Champaign-Urbana’s wonderfully straightforward motto is “Learning and Labor.”   Ebert was dedicated to both; his GPA suffered from the amount of time he spent  in the basement office of the school newspaper with trembling rotary presses. Newspaper making was a material endeavor in his recollection: “Something was forever lost from newspapers when their buildings stopped trembling.”  But, he also encountered literature.  Far from the “stupidity of modern academic theory,” English professors like Daniel Curley held the “romantic notion that in order to study a text one must read it”—appreciation, Ebert was taught, over deconstruction. Madame BovaryThe AmbassadorsCrime and Punishment became his new liturgy, “cornerstones of my life’s reading.”  Like the Mass which paired the complexity of theology with the sensory satisfaction of tracing its surface language over and over, Ebert enjoyed the “thunk” of words (reading aloud helped him understand Cummings), and felt that the complexity of literature wasn’t a riddle to be solved, but a prompt for discussion.  There was still labor in the learning. Symbolism, motivation, character, and plenty of context (“during the war the English fled to Trollope as escape”) would make that response better and more true.  Film finally added to the range of the sensory that he had come appreciate, and he wrote about his bodily responses in a way that foreshadowed the honesty with which he would write about his bodily failures. Take the first sentence of his Star Wars review, from 1977: “Every once in a while I have what I think of as an out-of-the-body experience at a movie.”  That emphasis on response, not deconstruction, helped Ebert's film reviews become so broadly beloved.

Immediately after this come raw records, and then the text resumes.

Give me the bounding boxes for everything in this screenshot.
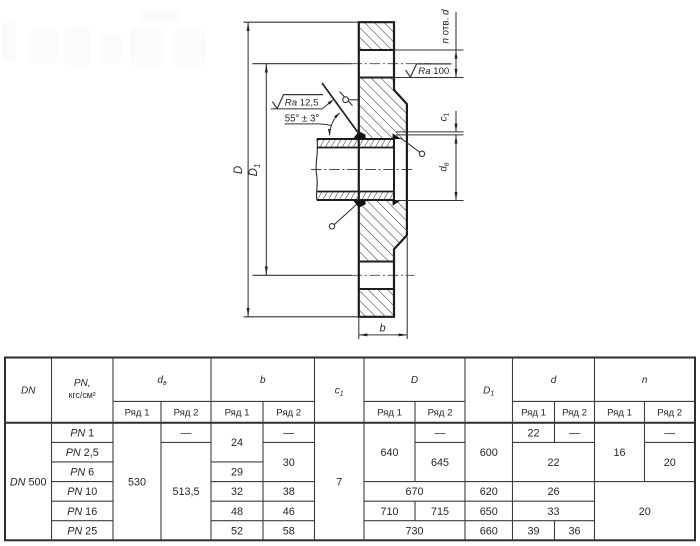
svg-text:PN 25: PN 25: [67, 525, 97, 537]
svg-text:620: 620: [480, 486, 498, 498]
svg-text:Ряд 1: Ряд 1: [125, 407, 150, 418]
svg-text:b: b: [260, 375, 266, 386]
svg-text:D: D: [411, 375, 418, 386]
svg-text:n: n: [642, 375, 648, 386]
svg-text:52: 52: [231, 525, 243, 537]
svg-text:D1: D1: [483, 386, 494, 398]
svg-text:d: d: [551, 375, 557, 386]
svg-text:Ряд 1: Ряд 1: [377, 407, 402, 418]
svg-text:48: 48: [231, 506, 243, 518]
svg-text:dв: dв: [439, 162, 451, 171]
svg-text:513,5: 513,5: [172, 486, 199, 498]
svg-text:22: 22: [527, 427, 539, 439]
svg-text:c1: c1: [439, 113, 451, 122]
svg-text:—: —: [435, 427, 446, 439]
svg-text:Ряд 1: Ряд 1: [225, 407, 250, 418]
svg-text:—: —: [181, 427, 192, 439]
svg-text:55° ± 3°: 55° ± 3°: [285, 114, 320, 125]
svg-text:710: 710: [380, 506, 398, 518]
svg-text:DN 500: DN 500: [10, 476, 47, 488]
svg-text:530: 530: [128, 476, 146, 488]
svg-text:Ряд 2: Ряд 2: [276, 407, 301, 418]
svg-text:Ряд 2: Ряд 2: [562, 407, 587, 418]
svg-text:—: —: [664, 427, 675, 439]
svg-text:PN 1: PN 1: [70, 427, 94, 439]
svg-text:b: b: [379, 322, 385, 334]
svg-text:650: 650: [480, 506, 498, 518]
svg-text:58: 58: [283, 525, 295, 537]
svg-text:46: 46: [283, 506, 295, 518]
svg-text:20: 20: [664, 457, 676, 469]
svg-text:кгс/см²: кгс/см²: [69, 390, 96, 400]
svg-text:PN 10: PN 10: [67, 486, 97, 498]
svg-text:D: D: [233, 166, 245, 174]
svg-text:32: 32: [231, 486, 243, 498]
svg-text:26: 26: [547, 486, 559, 498]
svg-text:—: —: [569, 427, 580, 439]
svg-text:PN 2,5: PN 2,5: [66, 447, 99, 459]
svg-text:—: —: [283, 427, 294, 439]
svg-text:36: 36: [568, 525, 580, 537]
svg-text:n отв. d: n отв. d: [441, 9, 452, 44]
svg-text:24: 24: [231, 437, 243, 449]
svg-text:PN,: PN,: [74, 378, 91, 389]
svg-text:Ra 100: Ra 100: [418, 66, 449, 77]
svg-text:Ряд 2: Ряд 2: [428, 407, 453, 418]
svg-text:DN: DN: [21, 386, 36, 397]
svg-text:20: 20: [639, 506, 651, 518]
svg-text:Ряд 2: Ряд 2: [174, 407, 199, 418]
svg-text:38: 38: [283, 486, 295, 498]
svg-text:600: 600: [480, 447, 498, 459]
svg-text:715: 715: [431, 506, 449, 518]
svg-text:dв: dв: [157, 375, 167, 387]
svg-text:39: 39: [527, 525, 539, 537]
svg-text:730: 730: [405, 525, 423, 537]
svg-text:D1: D1: [248, 164, 262, 177]
svg-text:670: 670: [405, 486, 423, 498]
svg-text:30: 30: [283, 457, 295, 469]
svg-text:Ряд 1: Ряд 1: [607, 407, 632, 418]
svg-text:660: 660: [480, 525, 498, 537]
svg-text:Ряд 2: Ряд 2: [657, 407, 682, 418]
svg-text:645: 645: [431, 457, 449, 469]
svg-text:33: 33: [547, 506, 559, 518]
svg-text:29: 29: [231, 467, 243, 479]
svg-text:640: 640: [380, 447, 398, 459]
svg-text:7: 7: [336, 476, 342, 488]
svg-text:Ra 12,5: Ra 12,5: [285, 98, 319, 109]
svg-text:16: 16: [613, 447, 625, 459]
svg-text:Ряд 1: Ряд 1: [521, 407, 546, 418]
svg-text:PN 16: PN 16: [67, 506, 97, 518]
svg-text:PN 6: PN 6: [70, 467, 94, 479]
svg-text:c1: c1: [335, 386, 344, 398]
svg-text:22: 22: [547, 457, 559, 469]
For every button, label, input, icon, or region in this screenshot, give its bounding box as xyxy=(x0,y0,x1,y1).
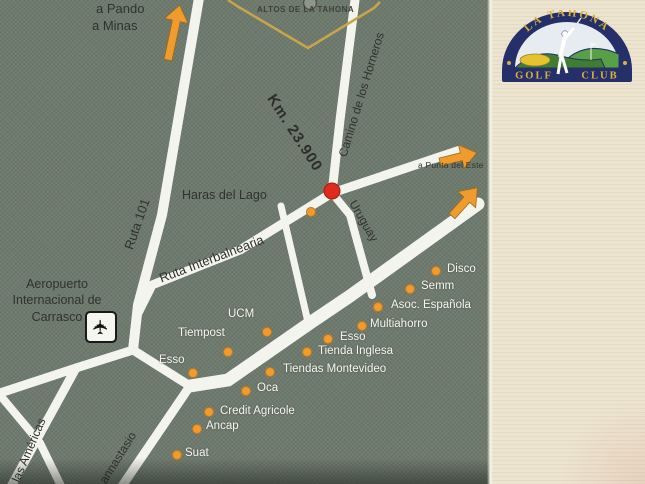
road-avenue-shops xyxy=(190,204,478,386)
road-map: a Pando a Minas ALTOS DE LA TAHONA Km. 2… xyxy=(0,0,492,484)
poi-dot-ancap xyxy=(192,424,202,434)
logo-golf-text: GOLF xyxy=(515,71,553,82)
location-marker xyxy=(324,183,340,199)
poi-label-esso-west: Esso xyxy=(159,354,185,367)
poi-dot-haras-del-lago xyxy=(306,207,316,217)
poi-label-haras-del-lago: Haras del Lago xyxy=(182,189,267,203)
airport-label-line1: Aeropuerto xyxy=(0,276,114,292)
airport-sign: ✈ xyxy=(85,311,117,343)
poi-label-semm: Semm xyxy=(421,280,454,293)
poi-dot-disco xyxy=(431,266,441,276)
airplane-icon: ✈ xyxy=(91,319,111,336)
poi-dot-asoc-espanola xyxy=(373,302,383,312)
poi-dot-multiahorro xyxy=(357,321,367,331)
poi-label-tienda-inglesa: Tienda Inglesa xyxy=(318,345,393,358)
logo-gold-dot-right xyxy=(623,61,627,65)
poi-dot-oca xyxy=(241,386,251,396)
poi-dot-ucm xyxy=(262,327,272,337)
road-to-punta xyxy=(332,150,460,193)
poi-label-tiempost: Tiempost xyxy=(178,327,225,340)
direction-label-minas: a Minas xyxy=(92,19,138,33)
poi-dot-esso-east xyxy=(323,334,333,344)
poi-dot-semm xyxy=(405,284,415,294)
panel-seam xyxy=(487,0,493,484)
altos-emblem-label: ALTOS DE LA TAHONA xyxy=(257,6,354,15)
road-connector xyxy=(281,206,308,322)
poi-label-ucm: UCM xyxy=(228,308,254,321)
poi-dot-esso-west xyxy=(188,368,198,378)
poi-label-asoc-espanola: Asoc. Española xyxy=(391,299,471,312)
map-bottom-shadow xyxy=(0,458,492,484)
logo-bunker xyxy=(520,54,550,66)
airport-label-line2: Internacional de xyxy=(0,292,114,308)
poi-label-disco: Disco xyxy=(447,263,476,276)
map-card: a Pando a Minas ALTOS DE LA TAHONA Km. 2… xyxy=(0,0,645,484)
direction-label-pando: a Pando xyxy=(96,2,144,16)
logo-gold-dot-left xyxy=(507,61,511,65)
poi-dot-tiendas-montevideo xyxy=(265,367,275,377)
logo-club-text: CLUB xyxy=(581,71,618,82)
poi-label-credit-agricole: Credit Agricole xyxy=(220,405,295,418)
poi-dot-tiempost xyxy=(223,347,233,357)
golf-club-logo: LA TAHONA GOLF CLUB xyxy=(501,10,633,86)
side-panel: LA TAHONA GOLF CLUB xyxy=(490,0,645,484)
poi-label-tiendas-montevideo: Tiendas Montevideo xyxy=(283,363,386,376)
poi-dot-credit-agricole xyxy=(204,407,214,417)
poi-label-multiahorro: Multiahorro xyxy=(370,318,428,331)
poi-label-ancap: Ancap xyxy=(206,420,239,433)
poi-label-esso-east: Esso xyxy=(340,331,366,344)
poi-label-oca: Oca xyxy=(257,382,278,395)
poi-dot-tienda-inglesa xyxy=(302,347,312,357)
direction-label-punta-del-este: a Punta del Este xyxy=(418,161,484,170)
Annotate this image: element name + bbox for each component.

There’s no question that in looking back on his life, Roger Ebert, whose first book was An Illini Century (an anthology of 100 years of university history as reported in the school newspaper) wanted to raise a glass to the great American public university.  His father called Champaign-Urbana “the greatest university in the world,” a Burnham-designed neoclassical oasis with a first-edition Audubon open on display in the library.  It was a place that attracted minds from all over the world, including a Hungarian professor whom Ebert respected so much that young Robert did his paper route backwards to serve him first.  Champaign-Urbana is still a first-rate education, but the university predicts that tuition, fees, room and board for Illinois residents will come to  between $29,594 and $34,514 for the 2013-14 academic year.  As we say goodbye to Roger Ebert, let’s hope that Labor can still lead to Learning, and that we haven’t eradicated the conditions of possibility for a whip-smart high school senior with parents of little means to get a thrilling college education.  That thrill, a thrill relived in Life Itself, was Ebert’s beat.